Editing and Production

What is involved in music editing?

The first thing involved with music editing is that we start with the best possible recording in the first place, meaning we record digitally instead of analog, as explained [here]. [link to digital recording page]

What can we edit? Here’s a short list: notes, rhythms, chords, volume, pauses, pedaling, and on and on.

On the other hand, while we have this much control in editing, we also make sure that the recording is truly theirs, and certainly record many times for each piece until it is the best they can possibly do. We as teachers have no problem saying, “nope, do it again.” This makes students practice at home hard, and concentrate and focus hard while recording.

So while digital recording involves on mostly hardware, editing involves mostly software. The studio’s main software sequencer is called Digital Performer, made by MOTU (Mark of the Unicorn). This is a roughly $700 software suite used for editing and production of sound. This is no toy, far beyond the capabilities of GarageBand. (although we have that too, and help teach students how to use it if they have it at home)

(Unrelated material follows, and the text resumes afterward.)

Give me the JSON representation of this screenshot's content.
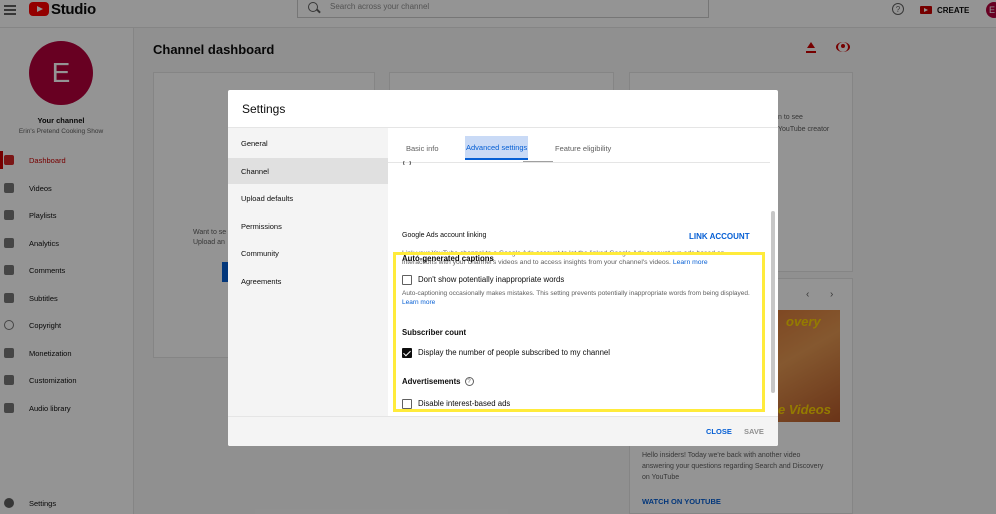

The other main software suite we use is called SampleTank, made by IK Multimedia. This is a suite of sounds, a sample workstation, with 2 DVDs of samples, over 1,800 sounds that are completely customizable. The studio has customized the best possible piano sound included, and the results you can hear by the sound quality you hear in every student’s recordings on their own webpage on this site. You have to hear it to believe it. Mr. Nazzaro has sculpted the sounds with the 50 sound shaping parameters included in this workstation, and shaped them with 33 built-in effects, like reverb and delay, to make the sound incredibly realistic when students record on the digital Clavinova.

Using Digital Performer, SampleTank, and the digitally recorded acoustic tracks, we fine tune each student’s recordings into the best possible sounds. We control sound to the 1000th of a second!

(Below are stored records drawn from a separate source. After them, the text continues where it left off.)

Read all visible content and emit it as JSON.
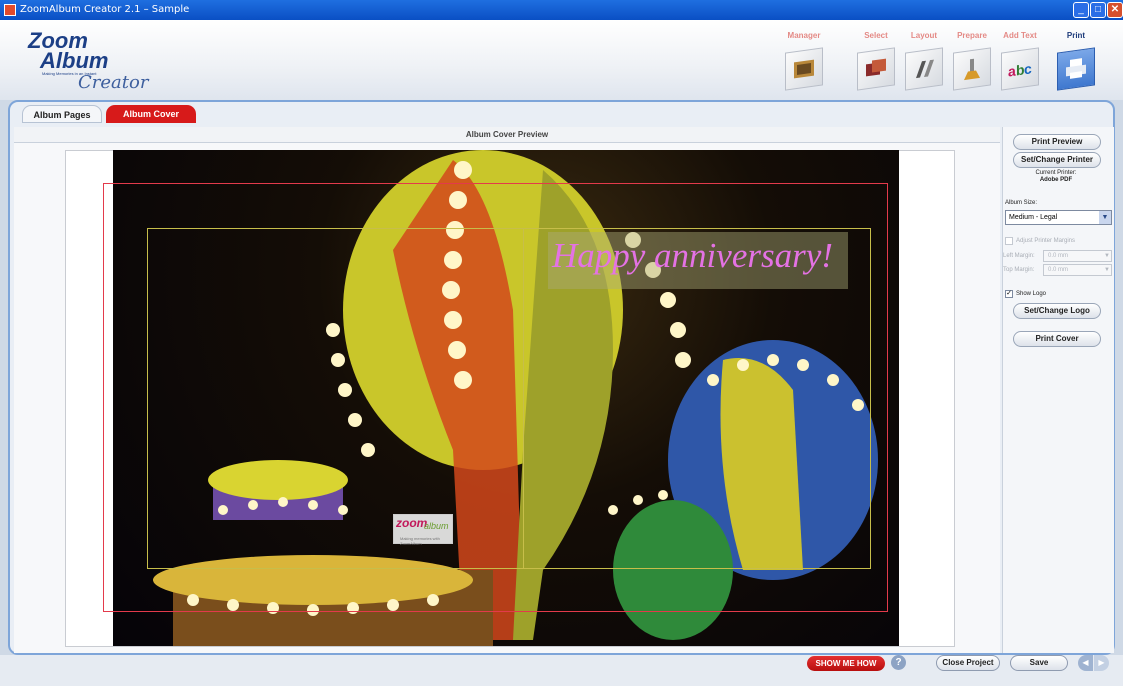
{
  "window": {
    "title": "ZoomAlbum Creator 2.1 – Sample"
  },
  "logo": {
    "line1": "Zoom",
    "line2": "Album",
    "tagline": "Making Memories in an Instant",
    "product": "Creator"
  },
  "steps": [
    {
      "label": "Manager",
      "icon": "manager-icon"
    },
    {
      "label": "Select",
      "icon": "select-icon"
    },
    {
      "label": "Layout",
      "icon": "layout-icon"
    },
    {
      "label": "Prepare",
      "icon": "prepare-icon"
    },
    {
      "label": "Add Text",
      "icon": "add-text-icon"
    },
    {
      "label": "Print",
      "icon": "print-icon",
      "active": true
    }
  ],
  "tabs": {
    "pages": "Album Pages",
    "cover": "Album Cover"
  },
  "preview": {
    "title": "Album Cover Preview",
    "caption": "Happy anniversary!",
    "logo_text_1": "zoom",
    "logo_text_2": "album",
    "logo_tagline": "Making memories with ZoomAlbum"
  },
  "sidebar": {
    "print_preview": "Print Preview",
    "set_change_printer": "Set/Change Printer",
    "current_printer_label": "Current Printer:",
    "current_printer": "Adobe PDF",
    "album_size_label": "Album Size:",
    "album_size": "Medium - Legal",
    "adjust_margins_label": "Adjust Printer Margins",
    "left_margin_label": "Left Margin:",
    "left_margin": "0.0 mm",
    "top_margin_label": "Top Margin:",
    "top_margin": "0.0 mm",
    "show_logo_label": "Show Logo",
    "show_logo_checked": true,
    "set_change_logo": "Set/Change Logo",
    "print_cover": "Print Cover"
  },
  "bottom": {
    "show_me_how": "SHOW ME HOW",
    "help": "?",
    "close_project": "Close Project",
    "save": "Save"
  },
  "colors": {
    "active_tab": "#d71a1a",
    "caption": "#e472e4",
    "accent": "#7ea5d9"
  }
}
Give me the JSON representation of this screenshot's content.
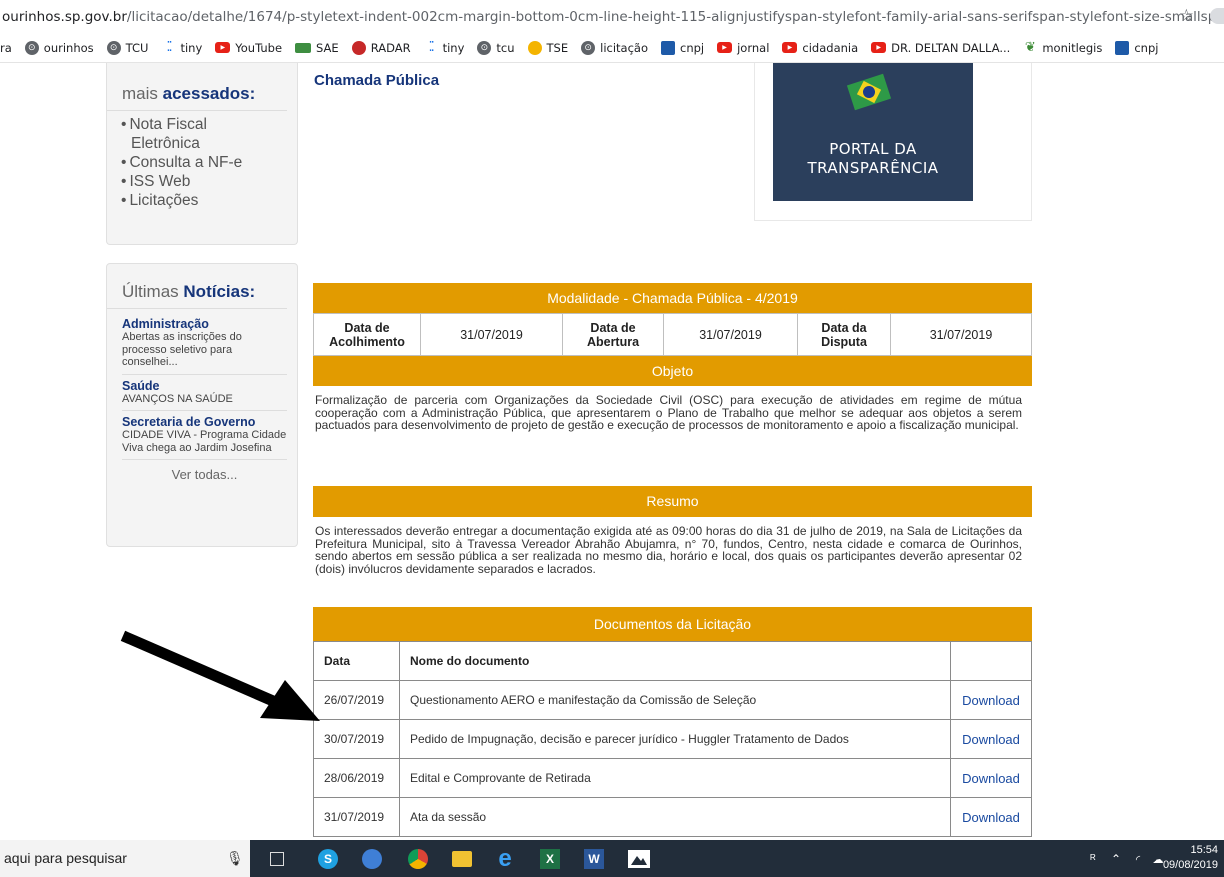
{
  "browser": {
    "url_host": "ourinhos.sp.gov.br",
    "url_path": "/licitacao/detalhe/1674/p-styletext-indent-002cm-margin-bottom-0cm-line-height-115-alignjustifyspan-stylefont-family-arial-sans-serifspan-stylefont-size-smallspan-style...",
    "bookmarks": [
      {
        "label": "ra",
        "icon": "none"
      },
      {
        "label": "ourinhos",
        "icon": "globe-icon"
      },
      {
        "label": "TCU",
        "icon": "globe-icon"
      },
      {
        "label": "tiny",
        "icon": "tiny-icon"
      },
      {
        "label": "YouTube",
        "icon": "youtube-icon"
      },
      {
        "label": "SAE",
        "icon": "sae-icon"
      },
      {
        "label": "RADAR",
        "icon": "radar-icon"
      },
      {
        "label": "tiny",
        "icon": "tiny-icon"
      },
      {
        "label": "tcu",
        "icon": "globe-icon"
      },
      {
        "label": "TSE",
        "icon": "tse-icon"
      },
      {
        "label": "licitação",
        "icon": "globe-icon"
      },
      {
        "label": "cnpj",
        "icon": "cnpj-icon"
      },
      {
        "label": "jornal",
        "icon": "youtube-icon"
      },
      {
        "label": "cidadania",
        "icon": "youtube-icon"
      },
      {
        "label": "DR. DELTAN DALLA...",
        "icon": "youtube-icon"
      },
      {
        "label": "monitlegis",
        "icon": "leaf-icon"
      },
      {
        "label": "cnpj",
        "icon": "cnpj-icon"
      }
    ]
  },
  "sidebar": {
    "most_accessed": {
      "title_prefix": "mais",
      "title_bold": "acessados:",
      "items": [
        {
          "line1": "Nota Fiscal",
          "line2": "Eletrônica"
        },
        {
          "line1": "Consulta a NF-e",
          "line2": ""
        },
        {
          "line1": "ISS Web",
          "line2": ""
        },
        {
          "line1": "Licitações",
          "line2": ""
        }
      ]
    },
    "news": {
      "title_prefix": "Últimas",
      "title_bold": "Notícias:",
      "items": [
        {
          "category": "Administração",
          "text": "Abertas as inscrições do processo seletivo para conselhei..."
        },
        {
          "category": "Saúde",
          "text": "AVANÇOS NA SAÚDE"
        },
        {
          "category": "Secretaria de Governo",
          "text": "CIDADE VIVA - Programa Cidade Viva chega ao Jardim Josefina"
        }
      ],
      "see_all": "Ver todas..."
    }
  },
  "main": {
    "title": "Chamada Pública",
    "portal": {
      "line1": "PORTAL DA",
      "line2": "TRANSPARÊNCIA"
    },
    "modalidade": "Modalidade - Chamada Pública - 4/2019",
    "dates": {
      "acolhimento_label": "Data de Acolhimento",
      "acolhimento_value": "31/07/2019",
      "abertura_label": "Data de Abertura",
      "abertura_value": "31/07/2019",
      "disputa_label": "Data da Disputa",
      "disputa_value": "31/07/2019"
    },
    "objeto_header": "Objeto",
    "objeto_text": "Formalização de parceria com Organizações da Sociedade Civil (OSC) para execução de atividades em regime de mútua cooperação com a Administração Pública, que apresentarem o Plano de Trabalho que melhor se adequar aos objetos a serem pactuados para desenvolvimento de projeto de gestão e execução de processos de monitoramento e apoio a fiscalização municipal.",
    "resumo_header": "Resumo",
    "resumo_text": "Os interessados deverão entregar a documentação exigida até as 09:00 horas do dia 31 de julho de 2019, na Sala de Licitações da Prefeitura Municipal, sito à Travessa Vereador Abrahão Abujamra, n° 70, fundos, Centro, nesta cidade e comarca de Ourinhos, sendo abertos em sessão pública a ser realizada no mesmo dia, horário e local, dos quais os participantes deverão apresentar 02 (dois) invólucros devidamente separados e lacrados.",
    "docs_header": "Documentos da Licitação",
    "docs_columns": [
      "Data",
      "Nome do documento",
      ""
    ],
    "docs": [
      {
        "date": "26/07/2019",
        "name": "Questionamento AERO e manifestação da Comissão de Seleção",
        "link": "Download"
      },
      {
        "date": "30/07/2019",
        "name": "Pedido de Impugnação, decisão e parecer jurídico - Huggler Tratamento de Dados",
        "link": "Download"
      },
      {
        "date": "28/06/2019",
        "name": "Edital e Comprovante de Retirada",
        "link": "Download"
      },
      {
        "date": "31/07/2019",
        "name": "Ata da sessão",
        "link": "Download"
      }
    ]
  },
  "taskbar": {
    "search_placeholder": "aqui para pesquisar",
    "time": "15:54",
    "date": "09/08/2019"
  },
  "colors": {
    "accent_bar": "#e29b00",
    "title_blue": "#16357a",
    "link_blue": "#1a4aa0",
    "portal_bg": "#2b3f5c",
    "taskbar_bg": "#222d3a"
  }
}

What is involved in music production?

One of the best descriptions of music production is taking the sound that was recorded and producing the final product, and, in this case, music.

This is a very important step, for without it, you have no final product. It involves the knowledge of both the hardware recording aspect, as well as the editing and refining of audio. The audio producer has to have them work together, understand the technology’s settings, parameters, and capabilities, and put them together for the final “mix”. There are actually a number of terms for this job, including “sound engineer”, “mastering engineer”, and “audio designer”. Whatever you call the job, it certainly takes a lot of knowledge.